What I felt was more to do with a huge urge to break free. The early days were hard but I felt I was getting away from something that was bad for me and I needed to get away from. At times it was hard to believe in myself and that I could reinvent myself as a non-drinker. But at the same time I felt this was something I needed and wanted to offer myself. It was a gift to myself. And I was and continue to be determined to have it. Nobody around me thinks I have a problem or understands my need to stop.

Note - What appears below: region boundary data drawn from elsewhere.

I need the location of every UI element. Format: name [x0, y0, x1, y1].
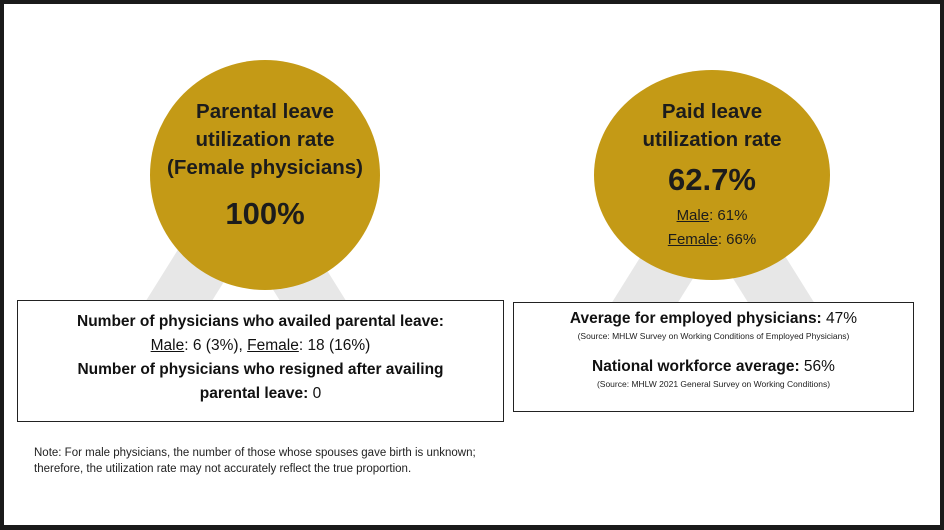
- paid-leave-female: Female: 66%: [594, 228, 830, 252]
- slide: Parental leave utilization rate (Female …: [4, 4, 940, 525]
- footnote-line1: Note: For male physicians, the number of…: [34, 447, 476, 459]
- parental-leave-stats-box: Number of physicians who availed parenta…: [17, 300, 504, 422]
- availed-male-label: Male: [150, 337, 185, 354]
- paid-leave-title: Paid leave utilization rate: [594, 98, 830, 154]
- paid-leave-male: Male: 61%: [594, 204, 830, 228]
- employed-average: Average for employed physicians: 47%: [514, 308, 913, 330]
- paid-leave-female-label: Female: [667, 231, 718, 248]
- footnote: Note: For male physicians, the number of…: [34, 445, 476, 477]
- resigned-line: parental leave: 0: [18, 382, 503, 406]
- availed-female-label: Female: [247, 337, 299, 354]
- availed-female-value: : 18 (16%): [298, 337, 371, 354]
- availed-heading: Number of physicians who availed parenta…: [77, 313, 444, 330]
- parental-leave-rate: 100%: [225, 196, 305, 231]
- national-average: National workforce average: 56%: [514, 356, 913, 378]
- availed-male-value: : 6 (3%),: [184, 337, 248, 354]
- paid-leave-medal: Paid leave utilization rate 62.7% Male: …: [594, 70, 830, 280]
- footnote-line2: therefore, the utilization rate may not …: [34, 463, 412, 475]
- resigned-label: parental leave:: [199, 385, 309, 402]
- national-source: (Source: MHLW 2021 General Survey on Wor…: [596, 379, 831, 389]
- national-average-label: National workforce average:: [592, 358, 800, 375]
- national-average-value: 56%: [799, 358, 835, 375]
- parental-leave-title: Parental leave utilization rate (Female …: [150, 98, 380, 182]
- parental-leave-title-line3: (Female physicians): [167, 156, 363, 179]
- parental-leave-title-line2: utilization rate: [195, 128, 335, 151]
- parental-leave-title-line1: Parental leave: [196, 100, 334, 123]
- paid-leave-female-value: : 66%: [717, 231, 757, 248]
- parental-leave-medal: Parental leave utilization rate (Female …: [150, 60, 380, 290]
- paid-leave-male-value: : 61%: [709, 207, 748, 224]
- paid-leave-male-label: Male: [676, 207, 710, 224]
- resigned-value: 0: [308, 385, 322, 402]
- employed-average-label: Average for employed physicians:: [569, 310, 822, 327]
- paid-leave-comparison-box: Average for employed physicians: 47% (So…: [513, 302, 914, 412]
- paid-leave-title-line2: utilization rate: [642, 128, 782, 151]
- employed-average-value: 47%: [821, 310, 858, 327]
- availed-breakdown: Male: 6 (3%), Female: 18 (16%): [18, 334, 503, 358]
- resigned-heading: Number of physicians who resigned after …: [77, 361, 444, 378]
- employed-source: (Source: MHLW Survey on Working Conditio…: [577, 331, 850, 341]
- paid-leave-rate: 62.7%: [668, 162, 756, 197]
- paid-leave-title-line1: Paid leave: [661, 100, 763, 123]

It is hard for me to differentiate my drinking and stopping drinking with the onset of menopause I’ve just turned 55). Over a week earlier this year, I felt my inner life turn a page. I was in a new chapter. Part of it was the physical symptoms which I suspected (correctly as was borne out) were being exacerbated by my wine habit. Mostly it was a new awareness that life was finite, and that the booze was beginning to make my life so much smaller, narrower, limited. I wanted to appreciate what was left of my life “in the raw”. I wanted to be healthy enough to take advantage of the opportunities life still had to offer. All of a sudden the booze felt like a straitjacket. It was heavy. I wanted to take it off. This suddenly felt urgent.
So I stopped. Now on Day 79. It’s been hard at times. Very tired and headachy in the first few weeks. Huge inclination to change my mind around days 55-65. But my menopause symptoms have eased a lot. And I feel light and free and ready for what the rest of my life has to offer..
I hope this helps haplesshomsteaders. I love your blog!